Потом настала пора, когда я начал стыдиться своего прозвища, упорно стремился от него избавиться и дружил только с мальчишками. Встречаясь с Каткой, я краснел, и мы оба потупляли взор. Поздней она уже не опускала глаз, и это говорило о том, что она все легко и естественно забыла. А когда перестал краснеть я, это было лишь свидетельством того, что мое воображение стало гораздо более чувственным и похотливым.
Сейчас я уже не могу точно сказать, почему между нами — несмотря на удивительное сходство наших жизненных путей — не сохранилось даже просто приятельских отношений. Иногда я с улыбкой вспоминаю бабушкино вторжение, которое, видимо, пробудило в нас острое и стойкое чувство стыда и развело в разные стороны. Мы изредка встречаемся — два сельских жителя, которых в большом городе соединяет давняя история, — но через несколько минут меня охватывает чувство, будто мы с ней были все время вместе или по крайней мере в опасной близости, и я торопливо прощаюсь.
Я неохотно вспоминаю эпизоды уже завершившиеся, чисто мужские победы, которые подозрительно часто оборачивались личными поражениями. Зато мне нравится вызывать в памяти что-нибудь мимолетное, легкое, тающее, как туманы в начале лета. Я вспоминаю молодую женщину, которая подала мне руку, и у нас между пальцами вдруг проскочил электрический заряд, раздался треск, нас ударило — и мы отпрянули друг от друга и от неожиданности рассмеялись. Я вспоминаю студентку-заочницу, лаборантку фармацевтической фабрики, с которой я во время работы над репортажем даже не встретился, но много слышал о ее поступке: она неожиданно отказалась от унаследованной квартиры в пользу знакомого семейства с ребенком, а эти люди, по-видимому бессильные оценить этот непостижимый для них факт, стали распространять слухи, будто лаборантка — патологический случай. Позднее, уже лежа в больнице, я все думал, почему я ее не навестил, меня преследовало ее лицо, смоделированное из представлений, предчувствий и выдумок. И еще я вспоминаю одну девушку, ее взгляд, посланный мне по ошибке и на мгновение приоткрывший вход в заповедное королевство, бездонные глубины нежности, беззаветной и безответной, где холодный блеск глаз переплавляется в горячее участие… Неужели мы больше не встретимся, так и останемся касательными, уносящими тайное воспоминание на расходящихся все дальше путях? Неужели тот миг, когда мы соприкоснулись, не оставит в нас следа?
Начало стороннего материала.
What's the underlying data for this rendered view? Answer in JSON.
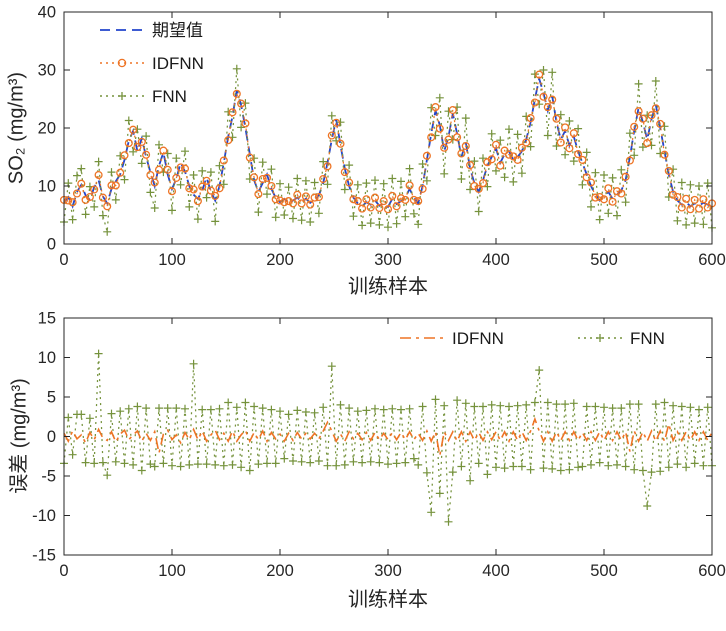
{
  "figure": {
    "background": "#ffffff",
    "axis_color": "#262626"
  },
  "chart_data": [
    {
      "type": "line",
      "name": "so2",
      "title": "",
      "xlabel": "训练样本",
      "ylabel": "SO₂ (mg/m³)",
      "xlim": [
        0,
        600
      ],
      "ylim": [
        0,
        40
      ],
      "xticks": [
        0,
        100,
        200,
        300,
        400,
        500,
        600
      ],
      "yticks": [
        0,
        10,
        20,
        30,
        40
      ],
      "grid": false,
      "legend_position": "northwest",
      "legend_order": [
        0,
        2,
        1
      ],
      "x": {
        "start": 0,
        "step": 4
      },
      "series": [
        {
          "name": "期望值",
          "id": "expected",
          "color": "#2244cc",
          "line": "dashed",
          "marker": "none",
          "values": [
            7.2,
            8.1,
            6.5,
            9.0,
            10.2,
            8.4,
            7.6,
            9.8,
            11.0,
            8.2,
            7.0,
            9.5,
            10.8,
            12.0,
            14.5,
            17.8,
            19.5,
            16.0,
            18.2,
            15.0,
            12.4,
            10.0,
            13.5,
            15.8,
            12.0,
            9.5,
            11.2,
            14.0,
            12.5,
            10.0,
            8.5,
            7.8,
            9.2,
            11.5,
            9.0,
            7.5,
            10.0,
            14.0,
            18.5,
            22.0,
            26.5,
            24.0,
            20.0,
            15.5,
            11.0,
            9.0,
            10.5,
            12.0,
            9.5,
            8.0,
            7.2,
            7.8,
            7.0,
            7.5,
            8.0,
            7.3,
            7.8,
            7.1,
            7.6,
            8.4,
            10.5,
            14.0,
            18.0,
            21.5,
            17.0,
            13.0,
            10.0,
            8.0,
            7.0,
            6.5,
            7.2,
            6.8,
            7.5,
            6.6,
            7.0,
            6.4,
            7.8,
            6.9,
            7.4,
            8.0,
            9.5,
            8.0,
            7.0,
            10.0,
            14.5,
            19.0,
            23.0,
            20.5,
            16.0,
            18.5,
            22.5,
            19.0,
            15.0,
            17.5,
            13.0,
            10.5,
            9.0,
            11.0,
            13.5,
            15.0,
            16.5,
            14.0,
            15.5,
            16.0,
            14.5,
            15.0,
            16.0,
            18.0,
            21.0,
            25.0,
            28.5,
            26.0,
            23.0,
            25.5,
            21.0,
            18.0,
            19.5,
            17.0,
            18.5,
            16.0,
            14.0,
            12.0,
            10.0,
            8.5,
            7.5,
            8.2,
            9.0,
            7.8,
            8.5,
            9.2,
            11.0,
            15.0,
            19.5,
            23.5,
            21.0,
            18.0,
            21.5,
            24.0,
            20.0,
            16.0,
            12.0,
            9.0,
            7.5,
            6.8,
            7.2,
            6.5,
            7.0,
            6.6,
            7.1,
            6.8,
            6.5
          ]
        },
        {
          "name": "FNN",
          "id": "fnn",
          "color": "#75923c",
          "line": "dotted",
          "marker": "plus",
          "values": [
            3.8,
            10.5,
            4.2,
            11.8,
            13.0,
            5.1,
            9.9,
            6.4,
            14.2,
            4.9,
            2.1,
            12.4,
            7.6,
            15.2,
            11.1,
            21.3,
            15.9,
            19.8,
            13.9,
            18.6,
            8.9,
            6.2,
            17.1,
            12.4,
            15.6,
            5.8,
            14.8,
            10.2,
            16.0,
            6.4,
            11.9,
            4.3,
            12.6,
            8.0,
            12.4,
            3.9,
            13.5,
            10.3,
            22.8,
            18.4,
            30.2,
            20.1,
            24.3,
            11.2,
            14.8,
            5.5,
            14.1,
            8.6,
            12.9,
            4.6,
            10.4,
            5.0,
            9.8,
            4.4,
            11.3,
            4.1,
            10.9,
            3.8,
            10.6,
            5.3,
            14.2,
            10.3,
            22.1,
            17.8,
            21.0,
            9.4,
            13.6,
            4.8,
            10.2,
            3.2,
            10.5,
            3.6,
            11.0,
            3.3,
            10.4,
            2.9,
            11.3,
            3.5,
            10.8,
            4.7,
            13.0,
            5.2,
            3.4,
            13.8,
            10.9,
            23.5,
            18.7,
            25.2,
            12.1,
            22.9,
            18.0,
            23.6,
            11.2,
            21.7,
            9.4,
            14.3,
            5.6,
            14.8,
            9.9,
            19.0,
            12.6,
            17.9,
            11.5,
            19.8,
            10.7,
            18.9,
            12.2,
            22.0,
            16.8,
            29.3,
            24.1,
            30.0,
            18.7,
            29.6,
            16.9,
            22.3,
            15.4,
            21.2,
            14.3,
            19.9,
            10.2,
            15.8,
            6.4,
            12.3,
            4.2,
            11.9,
            5.3,
            11.4,
            4.9,
            12.8,
            7.2,
            19.1,
            15.3,
            27.6,
            16.7,
            22.2,
            17.0,
            28.1,
            15.6,
            20.3,
            8.1,
            12.9,
            4.0,
            10.6,
            3.3,
            10.2,
            3.6,
            10.0,
            3.4,
            10.5,
            2.8
          ]
        },
        {
          "name": "IDFNN",
          "id": "idfnn",
          "color": "#ee7425",
          "line": "dotted",
          "marker": "circle",
          "values": [
            7.6,
            7.5,
            7.2,
            8.7,
            10.4,
            7.6,
            8.1,
            9.4,
            11.9,
            8.0,
            6.5,
            10.1,
            10.1,
            12.3,
            15.3,
            17.4,
            19.7,
            16.7,
            17.6,
            15.4,
            11.9,
            10.6,
            12.8,
            16.1,
            12.8,
            9.1,
            11.4,
            13.2,
            13.0,
            9.6,
            9.4,
            7.4,
            9.9,
            10.9,
            9.2,
            8.3,
            9.6,
            14.4,
            17.9,
            22.7,
            25.9,
            24.2,
            20.8,
            14.9,
            11.5,
            8.6,
            11.2,
            11.4,
            10.0,
            7.7,
            7.5,
            7.2,
            7.4,
            7.0,
            8.5,
            7.0,
            8.2,
            6.8,
            8.0,
            8.1,
            11.2,
            13.4,
            18.7,
            20.9,
            17.3,
            12.4,
            10.6,
            7.7,
            7.4,
            6.1,
            7.7,
            6.3,
            8.0,
            6.2,
            7.4,
            6.0,
            8.3,
            6.5,
            7.9,
            7.6,
            10.1,
            7.6,
            7.4,
            9.5,
            15.2,
            18.4,
            23.6,
            19.9,
            16.6,
            18.0,
            23.1,
            18.4,
            15.6,
            16.9,
            13.6,
            10.0,
            9.5,
            10.5,
            14.1,
            14.6,
            17.1,
            13.5,
            16.1,
            15.4,
            15.1,
            14.5,
            16.6,
            17.5,
            21.7,
            24.4,
            29.2,
            25.4,
            23.6,
            24.9,
            21.6,
            17.5,
            20.1,
            16.5,
            19.1,
            15.5,
            14.5,
            11.5,
            10.6,
            8.0,
            8.1,
            7.7,
            9.6,
            7.3,
            9.1,
            8.7,
            11.6,
            14.4,
            20.2,
            22.9,
            21.6,
            17.4,
            22.2,
            23.4,
            20.7,
            15.4,
            12.6,
            8.5,
            8.1,
            6.3,
            7.8,
            6.0,
            7.6,
            6.1,
            7.7,
            6.3,
            7.0
          ]
        }
      ]
    },
    {
      "type": "line",
      "name": "error",
      "title": "",
      "xlabel": "训练样本",
      "ylabel": "误差 (mg/m³)",
      "xlim": [
        0,
        600
      ],
      "ylim": [
        -15,
        15
      ],
      "xticks": [
        0,
        100,
        200,
        300,
        400,
        500,
        600
      ],
      "yticks": [
        -15,
        -10,
        -5,
        0,
        5,
        10,
        15
      ],
      "grid": false,
      "legend_position": "northeast",
      "legend_order": [
        1,
        0
      ],
      "x": {
        "start": 0,
        "step": 4
      },
      "series": [
        {
          "name": "FNN",
          "id": "fnn",
          "color": "#75923c",
          "line": "dotted",
          "marker": "plus",
          "values": [
            -3.4,
            2.4,
            -2.3,
            2.8,
            2.8,
            -3.3,
            2.3,
            -3.4,
            10.5,
            -3.3,
            -4.9,
            2.9,
            -3.2,
            3.2,
            -3.4,
            3.5,
            -3.6,
            3.8,
            -4.3,
            3.6,
            -3.5,
            -3.8,
            3.6,
            -3.4,
            3.6,
            -3.7,
            3.6,
            -3.8,
            3.5,
            -3.6,
            9.2,
            -3.5,
            3.4,
            -3.5,
            3.4,
            -3.6,
            3.5,
            -3.7,
            4.3,
            -3.6,
            3.7,
            -3.9,
            4.3,
            -4.3,
            3.8,
            -3.5,
            3.6,
            -3.4,
            3.4,
            -3.4,
            3.2,
            -2.8,
            2.8,
            -3.1,
            3.3,
            -3.2,
            3.1,
            -3.3,
            3.0,
            -3.1,
            3.7,
            -3.7,
            8.9,
            -3.7,
            4.0,
            -3.6,
            3.6,
            -3.2,
            3.2,
            -3.3,
            3.3,
            -3.2,
            3.5,
            -3.3,
            3.4,
            -3.5,
            3.5,
            -3.4,
            3.4,
            -3.3,
            3.5,
            -2.8,
            -3.6,
            3.8,
            -4.6,
            -9.6,
            4.7,
            -7.2,
            3.9,
            -10.8,
            -4.5,
            4.6,
            -3.8,
            4.2,
            -5.6,
            3.8,
            -3.4,
            3.8,
            -4.8,
            4.0,
            -3.9,
            3.9,
            -4.0,
            3.8,
            -3.8,
            3.9,
            -3.8,
            4.0,
            -4.2,
            4.3,
            8.4,
            -4.0,
            4.3,
            -4.1,
            4.1,
            -4.3,
            4.1,
            -4.2,
            4.2,
            -3.9,
            -3.8,
            3.8,
            -3.6,
            3.8,
            -3.3,
            3.7,
            -3.7,
            3.6,
            -3.6,
            3.6,
            -3.8,
            4.1,
            -4.2,
            4.1,
            -4.3,
            -8.8,
            -4.5,
            4.1,
            -4.4,
            4.3,
            -3.9,
            3.9,
            -3.5,
            3.8,
            -3.9,
            3.7,
            -3.4,
            3.4,
            -3.7,
            3.7,
            -3.7
          ]
        },
        {
          "name": "IDFNN",
          "id": "idfnn",
          "color": "#ee7425",
          "line": "dashdot",
          "marker": "none",
          "values": [
            0.4,
            -0.6,
            0.7,
            -0.3,
            0.2,
            -0.8,
            0.5,
            -0.4,
            0.9,
            -0.2,
            -0.5,
            0.6,
            -0.7,
            0.3,
            0.8,
            -0.4,
            0.2,
            0.7,
            -0.6,
            0.4,
            -0.5,
            0.6,
            -2.1,
            0.3,
            0.8,
            -0.4,
            0.2,
            -0.8,
            0.5,
            -0.4,
            0.9,
            -0.4,
            0.7,
            -0.6,
            0.2,
            0.8,
            -0.4,
            0.4,
            -0.6,
            0.7,
            -0.6,
            0.2,
            0.8,
            -0.6,
            0.5,
            -0.4,
            0.7,
            -0.6,
            0.5,
            -0.3,
            0.3,
            -0.6,
            0.4,
            -0.5,
            0.5,
            -0.3,
            0.4,
            -0.3,
            0.4,
            -0.3,
            0.7,
            1.8,
            0.7,
            -0.6,
            0.3,
            -0.6,
            0.6,
            -0.3,
            0.4,
            -0.4,
            0.5,
            -0.5,
            0.5,
            -0.4,
            0.4,
            -0.4,
            0.5,
            -0.4,
            0.5,
            -0.4,
            0.6,
            -0.4,
            0.4,
            -0.5,
            0.7,
            -0.6,
            0.6,
            -2.4,
            0.6,
            -0.5,
            0.6,
            -0.6,
            0.6,
            -0.6,
            0.6,
            -0.5,
            0.5,
            -0.5,
            0.6,
            -0.4,
            0.6,
            -0.5,
            0.6,
            -0.6,
            0.6,
            -0.5,
            0.6,
            -0.5,
            0.7,
            2.2,
            0.7,
            -0.6,
            0.6,
            -0.6,
            0.6,
            -0.5,
            0.6,
            -0.5,
            0.6,
            -0.5,
            0.5,
            -0.5,
            0.6,
            -0.5,
            0.6,
            -0.5,
            0.6,
            -0.5,
            0.6,
            -0.5,
            0.6,
            -1.9,
            0.7,
            -0.6,
            0.6,
            -0.6,
            0.7,
            -0.6,
            0.7,
            -0.6,
            1.6,
            -0.5,
            0.6,
            -0.5,
            0.6,
            -0.5,
            0.6,
            -0.5,
            0.6,
            -0.5,
            0.5
          ]
        }
      ]
    }
  ]
}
И наконец, Марта, которую я ценю меньше всего, редко когда о ней думаю — и именно поэтому теснее всего с нею связан.
Пройдя под железными жалюзи, подтянутыми наверх лишь с одного боку, так что они напоминали косое лезвие гильотины, приведенной в боевую готовность, и между водянисто-зелеными створками стеклянных дверей, я очутился в прохладном сумраке, границы которого образовывало множество полок, полочек и выдвижных ящиков — все цвета красного дерева. Запах лекарств в сочетании с сумраком и матово поблескивающими ящиками и ящичками был густой и тяжелый и не допускал сомнений в характере божества этого продезинфицированного капища. Больница! Эту мысль принесло с собой удивление, что там я запахов лекарств не ощущал. Опять я стал чувствителен к запаху карболки…
Никто не показывался, и я растерянно стоял перед массивным дугообразным прилавком с тремя окошечками в верхней застекленной части, охватывавшей его по всему периметру на уровне моей макушки.
Наконец из-за кулис, образованных мебелью красного дерева, вышла черноволосая девица; руки она держала в карманах белого рабочего халата.
— Слушаю вас, — произнесла она без выражения и нагнулась к окошечку, ожидая, что я подам ей рецепт. — Слушаю вас, что вы желаете? — Это уже настойчивей.
Я растерялся. Мне вдруг показалось неудобным без всякого предисловия просто так спросить магистра Лауцкую, не представиться и не убедить строгую девицу, что и в этом безличном мире у меня есть право на личные отношения.
Я подумал, что можно бы спросить хоть аспирин, но тут из-за коробок с ромашкой и шалфеем выглянула Марта.
— Это ко мне, Жарка, — громко сказала она и пошла вдоль прилавка.